On top of that, the shield was too large for the helmet; enough that I could nearly push a pencil between the shield and the shell while the shield was closed. this resulted in extremely high wind noise and ventilation that I did not want.
In addition, the padding around the neck was not glued into the helmet fully and pulled out after a week worth of use. I ended up gluing them back in.
The last problem I had with this was the face shield…the method of securing the face shield relies on two fairly small tabs. One on the pivot point, and one on the positioning teeth for holding open the shield.
The tab on the positioning teeth breaks off very easily.

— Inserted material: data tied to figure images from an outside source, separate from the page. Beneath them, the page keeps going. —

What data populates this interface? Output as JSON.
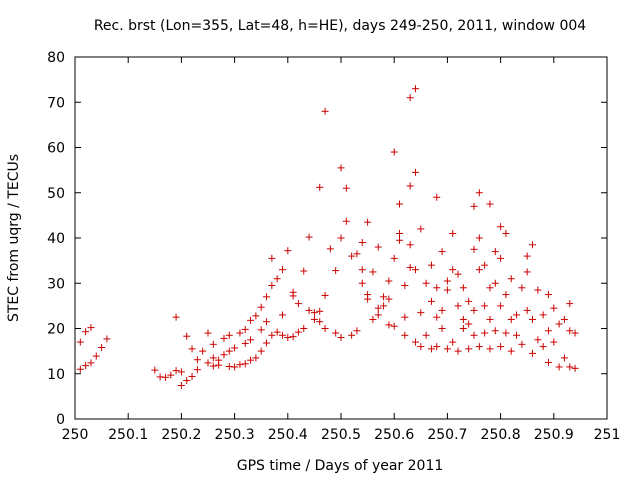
{
  "chart_data": {
    "type": "scatter",
    "title": "Rec. brst (Lon=355, Lat=48, h=HE), days 249-250, 2011, window 004",
    "xlabel": "GPS time / Days of year 2011",
    "ylabel": "STEC from uqrg / TECUs",
    "xlim": [
      250,
      251
    ],
    "ylim": [
      0,
      80
    ],
    "x_ticks": [
      "250",
      "250.1",
      "250.2",
      "250.3",
      "250.4",
      "250.5",
      "250.6",
      "250.7",
      "250.8",
      "250.9",
      "251"
    ],
    "y_ticks": [
      "0",
      "10",
      "20",
      "30",
      "40",
      "50",
      "60",
      "70",
      "80"
    ],
    "grid": false,
    "legend": false,
    "marker": "+",
    "color": "#cc0000",
    "points": [
      [
        250.01,
        11.0
      ],
      [
        250.01,
        17.0
      ],
      [
        250.02,
        11.8
      ],
      [
        250.02,
        19.3
      ],
      [
        250.03,
        12.4
      ],
      [
        250.03,
        20.2
      ],
      [
        250.04,
        13.9
      ],
      [
        250.05,
        15.8
      ],
      [
        250.06,
        17.7
      ],
      [
        250.15,
        10.8
      ],
      [
        250.16,
        9.3
      ],
      [
        250.17,
        9.2
      ],
      [
        250.18,
        9.7
      ],
      [
        250.19,
        10.7
      ],
      [
        250.19,
        22.5
      ],
      [
        250.2,
        7.4
      ],
      [
        250.2,
        10.4
      ],
      [
        250.21,
        8.5
      ],
      [
        250.21,
        18.3
      ],
      [
        250.22,
        9.4
      ],
      [
        250.22,
        15.5
      ],
      [
        250.23,
        10.9
      ],
      [
        250.23,
        13.1
      ],
      [
        250.24,
        15.0
      ],
      [
        250.25,
        12.4
      ],
      [
        250.25,
        19.0
      ],
      [
        250.26,
        11.7
      ],
      [
        250.26,
        13.5
      ],
      [
        250.26,
        16.5
      ],
      [
        250.27,
        11.9
      ],
      [
        250.27,
        13.0
      ],
      [
        250.28,
        14.2
      ],
      [
        250.28,
        17.8
      ],
      [
        250.29,
        11.6
      ],
      [
        250.29,
        15.0
      ],
      [
        250.29,
        18.5
      ],
      [
        250.3,
        11.5
      ],
      [
        250.3,
        15.7
      ],
      [
        250.31,
        19.0
      ],
      [
        250.31,
        12.0
      ],
      [
        250.32,
        16.7
      ],
      [
        250.32,
        19.8
      ],
      [
        250.32,
        12.2
      ],
      [
        250.33,
        13.0
      ],
      [
        250.33,
        17.5
      ],
      [
        250.33,
        21.8
      ],
      [
        250.34,
        22.8
      ],
      [
        250.34,
        13.5
      ],
      [
        250.35,
        19.7
      ],
      [
        250.35,
        24.7
      ],
      [
        250.35,
        15.0
      ],
      [
        250.36,
        21.5
      ],
      [
        250.36,
        27.0
      ],
      [
        250.36,
        16.8
      ],
      [
        250.37,
        35.5
      ],
      [
        250.37,
        29.5
      ],
      [
        250.37,
        18.5
      ],
      [
        250.38,
        19.2
      ],
      [
        250.38,
        31.0
      ],
      [
        250.39,
        18.5
      ],
      [
        250.39,
        23.0
      ],
      [
        250.39,
        33.0
      ],
      [
        250.4,
        37.2
      ],
      [
        250.4,
        18.0
      ],
      [
        250.41,
        28.0
      ],
      [
        250.41,
        18.2
      ],
      [
        250.41,
        27.2
      ],
      [
        250.42,
        19.2
      ],
      [
        250.42,
        25.5
      ],
      [
        250.43,
        32.7
      ],
      [
        250.43,
        20.0
      ],
      [
        250.44,
        40.2
      ],
      [
        250.44,
        24.0
      ],
      [
        250.45,
        22.0
      ],
      [
        250.45,
        23.5
      ],
      [
        250.46,
        51.2
      ],
      [
        250.46,
        21.5
      ],
      [
        250.46,
        23.8
      ],
      [
        250.47,
        27.3
      ],
      [
        250.47,
        20.0
      ],
      [
        250.47,
        68.0
      ],
      [
        250.48,
        37.6
      ],
      [
        250.49,
        32.8
      ],
      [
        250.49,
        19.0
      ],
      [
        250.5,
        55.5
      ],
      [
        250.5,
        40.0
      ],
      [
        250.5,
        18.0
      ],
      [
        250.51,
        51.0
      ],
      [
        250.51,
        43.7
      ],
      [
        250.52,
        18.5
      ],
      [
        250.52,
        36.0
      ],
      [
        250.53,
        36.5
      ],
      [
        250.53,
        19.5
      ],
      [
        250.54,
        33.0
      ],
      [
        250.54,
        39.0
      ],
      [
        250.54,
        30.0
      ],
      [
        250.55,
        27.5
      ],
      [
        250.55,
        26.5
      ],
      [
        250.55,
        43.5
      ],
      [
        250.56,
        32.5
      ],
      [
        250.56,
        22.0
      ],
      [
        250.57,
        24.5
      ],
      [
        250.57,
        38.0
      ],
      [
        250.57,
        23.0
      ],
      [
        250.58,
        27.0
      ],
      [
        250.58,
        25.0
      ],
      [
        250.59,
        26.5
      ],
      [
        250.59,
        20.8
      ],
      [
        250.59,
        30.5
      ],
      [
        250.6,
        59.0
      ],
      [
        250.6,
        35.5
      ],
      [
        250.6,
        20.5
      ],
      [
        250.61,
        47.5
      ],
      [
        250.61,
        41.0
      ],
      [
        250.61,
        39.5
      ],
      [
        250.62,
        18.5
      ],
      [
        250.62,
        22.5
      ],
      [
        250.62,
        29.5
      ],
      [
        250.63,
        71.0
      ],
      [
        250.63,
        51.5
      ],
      [
        250.63,
        38.5
      ],
      [
        250.63,
        33.5
      ],
      [
        250.64,
        73.0
      ],
      [
        250.64,
        54.5
      ],
      [
        250.64,
        17.0
      ],
      [
        250.64,
        33.0
      ],
      [
        250.65,
        42.0
      ],
      [
        250.65,
        23.5
      ],
      [
        250.65,
        16.0
      ],
      [
        250.66,
        30.0
      ],
      [
        250.66,
        18.5
      ],
      [
        250.67,
        34.0
      ],
      [
        250.67,
        26.0
      ],
      [
        250.67,
        15.5
      ],
      [
        250.68,
        29.0
      ],
      [
        250.68,
        49.0
      ],
      [
        250.68,
        22.5
      ],
      [
        250.68,
        16.0
      ],
      [
        250.69,
        24.0
      ],
      [
        250.69,
        37.0
      ],
      [
        250.69,
        20.0
      ],
      [
        250.7,
        15.5
      ],
      [
        250.7,
        30.5
      ],
      [
        250.7,
        28.5
      ],
      [
        250.71,
        41.0
      ],
      [
        250.71,
        33.0
      ],
      [
        250.71,
        17.0
      ],
      [
        250.72,
        25.0
      ],
      [
        250.72,
        32.0
      ],
      [
        250.72,
        15.0
      ],
      [
        250.73,
        29.0
      ],
      [
        250.73,
        22.0
      ],
      [
        250.73,
        20.0
      ],
      [
        250.74,
        26.0
      ],
      [
        250.74,
        21.0
      ],
      [
        250.74,
        15.5
      ],
      [
        250.75,
        47.0
      ],
      [
        250.75,
        37.5
      ],
      [
        250.75,
        24.0
      ],
      [
        250.75,
        18.5
      ],
      [
        250.76,
        50.0
      ],
      [
        250.76,
        40.0
      ],
      [
        250.76,
        33.0
      ],
      [
        250.76,
        16.0
      ],
      [
        250.77,
        34.0
      ],
      [
        250.77,
        25.0
      ],
      [
        250.77,
        19.0
      ],
      [
        250.78,
        47.5
      ],
      [
        250.78,
        29.0
      ],
      [
        250.78,
        22.0
      ],
      [
        250.78,
        15.5
      ],
      [
        250.79,
        37.0
      ],
      [
        250.79,
        30.0
      ],
      [
        250.79,
        19.5
      ],
      [
        250.8,
        42.5
      ],
      [
        250.8,
        35.5
      ],
      [
        250.8,
        25.0
      ],
      [
        250.8,
        16.0
      ],
      [
        250.81,
        41.0
      ],
      [
        250.81,
        27.5
      ],
      [
        250.81,
        19.0
      ],
      [
        250.82,
        31.0
      ],
      [
        250.82,
        22.0
      ],
      [
        250.82,
        15.0
      ],
      [
        250.83,
        23.0
      ],
      [
        250.83,
        18.5
      ],
      [
        250.84,
        29.0
      ],
      [
        250.84,
        16.5
      ],
      [
        250.85,
        36.0
      ],
      [
        250.85,
        32.5
      ],
      [
        250.85,
        24.0
      ],
      [
        250.86,
        38.5
      ],
      [
        250.86,
        22.0
      ],
      [
        250.86,
        14.5
      ],
      [
        250.87,
        28.5
      ],
      [
        250.87,
        17.5
      ],
      [
        250.88,
        23.0
      ],
      [
        250.88,
        16.0
      ],
      [
        250.89,
        27.5
      ],
      [
        250.89,
        19.5
      ],
      [
        250.89,
        12.5
      ],
      [
        250.9,
        24.5
      ],
      [
        250.9,
        17.0
      ],
      [
        250.91,
        21.0
      ],
      [
        250.91,
        11.5
      ],
      [
        250.92,
        22.0
      ],
      [
        250.92,
        13.5
      ],
      [
        250.93,
        25.5
      ],
      [
        250.93,
        19.5
      ],
      [
        250.93,
        11.5
      ],
      [
        250.94,
        19.0
      ],
      [
        250.94,
        11.2
      ]
    ]
  }
}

After over a month of searching, it appears Blutek may be the only source of a replacement shield to fit this helmet, as VCAN Sports and their distributors have not answered any inquiries by phone or email.
After doing some digging around, I found the Bluetooth module I removed from my V-Can version of this helmet.
According to the plug labeling on the Bluetooth unit, and the FCC’s filed documentation, the model Y6300 Bluetooth unit (in the holder with the battery) is A2DP stereo capable.
Some helmet models just don’t have the extra ear piece wired into the plug. Unfortunately, due to the type of plugs used, I don’t know where to get the pin connector pieces to add on the second ear piece for stereo sound.”